AL VIA LA PERUGIA-ASSISI

Parte stamattina da Perugia la 18ma edizione della marcia per la pace Perugia Assisi, storica camminata di 24 chilometri che si tenne per la prima volta il 24 settembre 1961.

Le polemiche non sono mancate, come sempre, quando il popolo della pace si mette in marcia: qualche distinguo e anche mancate adesioni, qualcuno che nemmeno ci verrà. E non per il rischio pioggia. Flavio Lotti, il coordinatore della Tavola della pace che ogni due anni organizza la marcia, butta acqua sul fuoco e snocciola i numeri: 1130 adesioni, 635 città, 135 enti locali, 130 associazioni e reti nazionali, 518 associazioni locali, 125 scuole, 5mila studenti e decine di migliaia di cittadini attesi per oggi. E rilancia proprio su un punto polemico, la mancata presenza di Emergency: “Lanciamo un appello per l'apertura dell'ospedale di Emergency a Lashkargah. Deve riaprire i battenti e restituire agli afgani il diritto a utilizzarne i preziosi servizi resi disponibile dal grande lavoro della Ong italiana. L'ospedale, dice, non è solo un problema di Emergency: riguarda tutti. Noi e gli afgani, vittime da trent'anni di una guerra che solo l'anno scorso ha ucciso 2500 civili”. E si però, Emergency non viene. Lotti glissa: “Abbiamo bisogno di camminare assieme e di continuare a camminare. Ecco perché la Marcia questa volta non finirà ad Assisi”.

L'anno prossimo, nei cinquant'anni della marcia ideata da Aldo Capitini, si tornerà a marciare. Anche per superare divisioni e distinguo in quella che non è una passeggiata, dicono gli organizzatori, ma un “laboratorio di riflessione politica” che, ad ogni marcia “costruisce un'agenda che suggerisca alla politica, se non le soluzioni, il metodo per affrontare le crisi che attraversano l'Italia e il mondo”.
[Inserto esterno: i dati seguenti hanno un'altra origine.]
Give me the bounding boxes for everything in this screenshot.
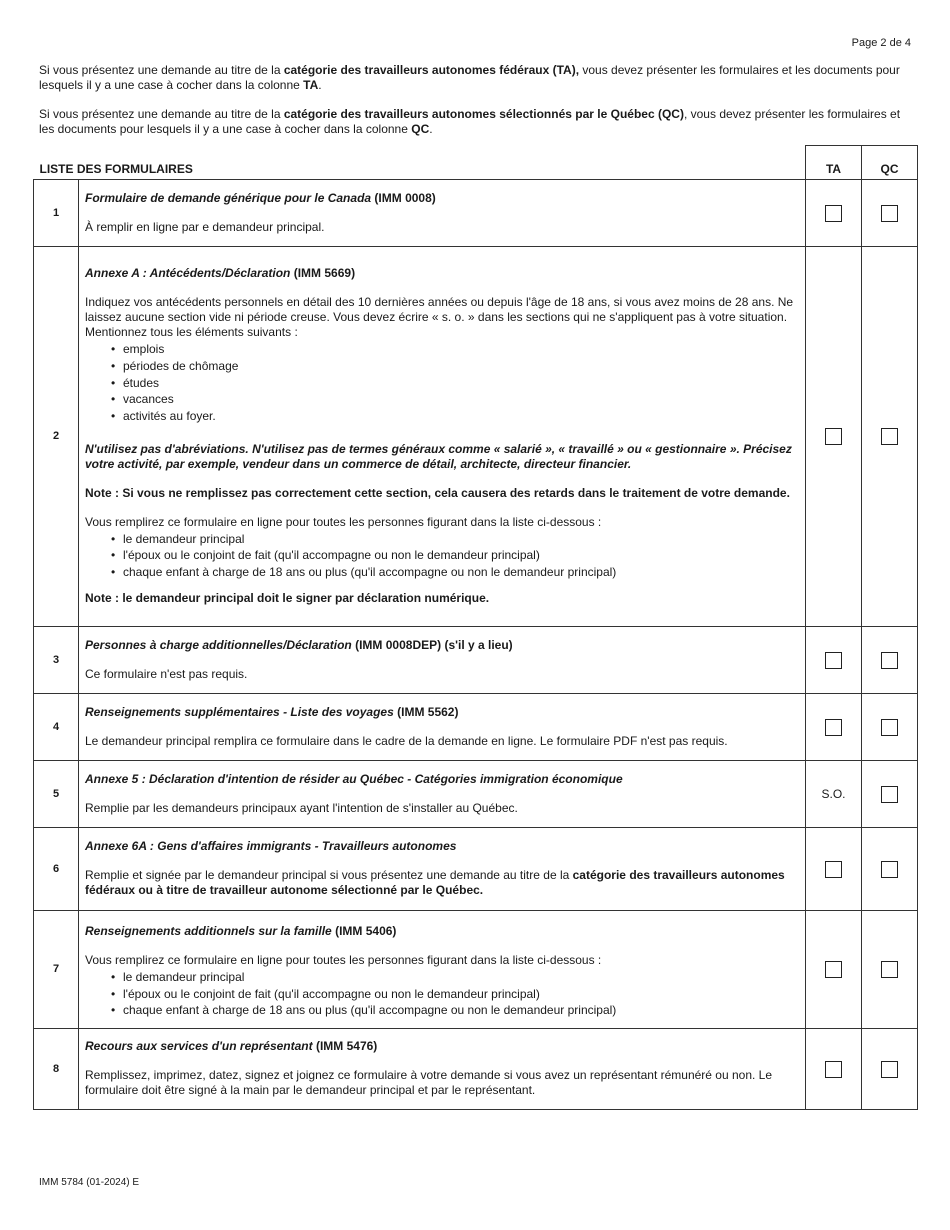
- list-item: • le demandeur principal: [123, 969, 799, 986]
- list-item: • le demandeur principal: [123, 531, 799, 548]
- column-header-ta: TA: [806, 146, 862, 180]
- row-description: [79, 694, 806, 761]
- qc-checkbox[interactable]: [881, 1061, 898, 1078]
- table-row: [34, 627, 918, 694]
- row-number: 3: [34, 627, 79, 694]
- table-row: [34, 1029, 918, 1110]
- form-title: Formulaire de demande générique pour le Canada (IMM 0008): [85, 190, 436, 205]
- list-item: • chaque enfant à charge de 18 ans ou plus (qu'il accompagne ou non le demandeur principal): [123, 1002, 799, 1019]
- row-description: [79, 1029, 806, 1110]
- persons-list: [85, 969, 799, 1019]
- row-description: [79, 627, 806, 694]
- form-title: Annexe A : Antécédents/Déclaration (IMM 5669): [85, 266, 356, 281]
- list-item: • études: [123, 375, 799, 392]
- list-item: • l'époux ou le conjoint de fait (qu'il accompagne ou non le demandeur principal): [123, 986, 799, 1003]
- row-description: [79, 247, 806, 627]
- qc-checkbox[interactable]: [881, 719, 898, 736]
- not-applicable-label: S.O.: [821, 786, 846, 801]
- table-row: [34, 247, 918, 627]
- table-row: [34, 828, 918, 911]
- qc-checkbox[interactable]: [881, 205, 898, 222]
- row-number: 2: [34, 247, 79, 627]
- table-row: [34, 761, 918, 828]
- table-row: [34, 180, 918, 247]
- row-number: 1: [34, 180, 79, 247]
- form-title: Renseignements additionnels sur la famille (IMM 5406): [85, 923, 397, 938]
- forms-list-header: LISTE DES FORMULAIRES: [34, 146, 806, 180]
- column-header-qc: QC: [862, 146, 918, 180]
- ta-checkbox[interactable]: [825, 1061, 842, 1078]
- list-item: • périodes de chômage: [123, 358, 799, 375]
- form-title: Renseignements supplémentaires - Liste des voyages (IMM 5562): [85, 704, 459, 719]
- list-item: • activités au foyer.: [123, 408, 799, 425]
- form-instructions: Indiquez vos antécédents personnels en détail des 10 dernières années ou depuis l'âge de 18 ans, si vous avez moins de 28 ans. Ne laissez aucune section vide ni période creuse. Vous devez écrire « s. o. » dans les sections qui ne s'appliquent pas à votre situation. Mentionnez tous les éléments suivants :: [85, 295, 794, 340]
- form-instructions: Le demandeur principal remplira ce formulaire dans le cadre de la demande en ligne. Le formulaire PDF n'est pas requis.: [85, 733, 728, 748]
- forms-table: [33, 145, 918, 1110]
- row-number: 4: [34, 694, 79, 761]
- list-item: • vacances: [123, 391, 799, 408]
- form-instructions: À remplir en ligne par e demandeur principal.: [85, 219, 325, 234]
- ta-checkbox[interactable]: [825, 961, 842, 978]
- ta-checkbox[interactable]: [825, 428, 842, 445]
- form-code-footer: IMM 5784 (01-2024) E: [39, 1177, 140, 1188]
- intro-paragraph-qc: Si vous présentez une demande au titre de la catégorie des travailleurs autonomes sélectionnés par le Québec (QC), vous devez présenter les formulaires et les documents pour lesquels il y a une case à cocher dans la colonne QC.: [39, 107, 901, 136]
- row-number: 7: [34, 911, 79, 1029]
- persons-list: [85, 531, 799, 581]
- row-description: [79, 828, 806, 911]
- form-title: Annexe 6A : Gens d'affaires immigrants - Travailleurs autonomes: [85, 839, 457, 853]
- form-title: Personnes à charge additionnelles/Déclaration (IMM 0008DEP) (s'il y a lieu): [85, 637, 513, 652]
- abbreviation-warning: N'utilisez pas d'abréviations. N'utilisez pas de termes généraux comme « salarié », « travaillé » ou « gestionnaire ». Précisez votre activité, par exemple, vendeur dans un commerce de détail, architecte, directeur financier.: [85, 441, 792, 471]
- form-instructions: Remplie et signée par le demandeur principal si vous présentez une demande au titre de la catégorie des travailleurs autonomes fédéraux ou à titre de travailleur autonome sélectionné par le Québec.: [85, 868, 785, 897]
- qc-checkbox[interactable]: [881, 652, 898, 669]
- row-description: [79, 180, 806, 247]
- ta-checkbox[interactable]: [825, 205, 842, 222]
- qc-checkbox[interactable]: [881, 786, 898, 803]
- list-item: • l'époux ou le conjoint de fait (qu'il accompagne ou non le demandeur principal): [123, 547, 799, 564]
- qc-checkbox[interactable]: [881, 861, 898, 878]
- row-description: [79, 761, 806, 828]
- form-instructions: Ce formulaire n'est pas requis.: [85, 666, 248, 681]
- row-number: 6: [34, 828, 79, 911]
- row-description: [79, 911, 806, 1029]
- row-number: 5: [34, 761, 79, 828]
- table-row: [34, 911, 918, 1029]
- delay-note: Note : Si vous ne remplissez pas correctement cette section, cela causera des retards dans le traitement de votre demande.: [85, 485, 790, 500]
- form-instructions: Vous remplirez ce formulaire en ligne pour toutes les personnes figurant dans la liste ci-dessous :: [85, 952, 602, 967]
- signature-note: Note : le demandeur principal doit le signer par déclaration numérique.: [85, 590, 490, 605]
- form-title: Recours aux services d'un représentant (IMM 5476): [85, 1039, 378, 1053]
- ta-checkbox[interactable]: [825, 719, 842, 736]
- ta-checkbox[interactable]: [825, 861, 842, 878]
- row-number: 8: [34, 1029, 79, 1110]
- form-title: Annexe 5 : Déclaration d'intention de résider au Québec - Catégories immigration économique: [85, 771, 623, 786]
- list-item: • chaque enfant à charge de 18 ans ou plus (qu'il accompagne ou non le demandeur principal): [123, 564, 799, 581]
- table-row: [34, 694, 918, 761]
- page-number: Page 2 de 4: [851, 37, 911, 49]
- list-item: • emplois: [123, 341, 799, 358]
- form-instructions: Remplissez, imprimez, datez, signez et joignez ce formulaire à votre demande si vous avez un représentant rémunéré ou non. Le formulaire doit être signé à la main par le demandeur principal et par le représentant.: [85, 1068, 773, 1097]
- intro-paragraph-ta: Si vous présentez une demande au titre de la catégorie des travailleurs autonomes fédéraux (TA), vous devez présenter les formulaires et les documents pour lesquels il y a une case à cocher dans la colonne TA.: [39, 63, 900, 92]
- table-header: [34, 146, 918, 180]
- qc-checkbox[interactable]: [881, 961, 898, 978]
- persons-instructions: Vous remplirez ce formulaire en ligne pour toutes les personnes figurant dans la liste ci-dessous :: [85, 514, 602, 529]
- form-instructions: Remplie par les demandeurs principaux ayant l'intention de s'installer au Québec.: [85, 800, 518, 815]
- ta-checkbox[interactable]: [825, 652, 842, 669]
- history-items-list: [85, 341, 799, 425]
- qc-checkbox[interactable]: [881, 428, 898, 445]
Italia e mondo, politica e guerra. Sono questi i temi affrontati nella due giorni, conclusasi ieri, di preparazione della marcia: seminari, laboratori in uno dei quali i politici si sono affacciati. Pochi, per la verità. Sembra che dalla segreteria di Nicola Zingaretti (Provincia di Roma) abbiano prima chiesto “chi c'era”. Zingaretti poi non è arrivato, forse domani. Sono venuti invece Rosy Bindi, Nichi Vendola, Savino Pezzotta, Leonluca Orlando. Ma a chi ha assistito, l'incontro di venerdi sera non ha detto granché. Via via molti hanno abbandonato la sala. Delusi? Annoiati? Vendola si prende gli applausi maggiori ma non la standing ovation ricevuta al Congresso della Cgil. La Bindy viene contestata da fondo sala quando chiede ai presenti di votare Pd: come la mettiamo, chiedono, se quando eravate al governo non avete nemmeno affrontato il conflitto d'interessi? Anche a Perugia la politica non ce la fa, segno di una crisi della distanza che non si riesce a colmare.

La politica è drammaticamente assente anche sulle responsabilità che riguardano guerre, conflitti, e vittime civili di cui una folta rappresentanza aprirà domani la marcia. “Le vittime in testa”: alla testa del corteo e nella testa di chi marcia. E ci sarà anche un'enorme ruspa ad aprire le danze. Con un cartello arrampicato in cima: “I diritti umani non si sgomberano”.

Dalla due giorni intanto emergono analisi, indicazioni, riflessioni: come l'appello alla “sanità mentale” per israeliani e palestinesi, fatto da Avraham Burg, ex presidente della Knesset: “La maggior parte della gente non vuole la guerra, è a favore della pace e del dialogo, ma le minoranze hanno conquistato i cuori. Israele è ormai ostaggio dei coloni, la Palestina è stata sequestrata da Hamas. Le due società stanno vivendo la sindrome di Stoccolma e si sono innamorate del proprio sequestratore”. La delegazione afgana mette il dito nella piaga sulla totale mancanza di sintonia tra americani e governo Karzai che pure sarebbero alleati: gli uni preparano una grande offensiva, gli altri parlano di negoziato. Dettano invece la loro agenda a cominciare proprio dalla Loya Jirga, assemblea tribale di pace, organizzata a Kabul per fine maggio: “Ci deve partecipare, dice Najila Ayubi, anche la società civile, soprattutto le donne”. E rivendica anche per gli afgani una Perugia Assisi: “Da Kabul a un'altra città”.

Desiderio, chissà, per dire che nel mondo tutti la invocano quella parola multicolore. Che si pronuncia in modo diverso ma si declina in un'unica maniera.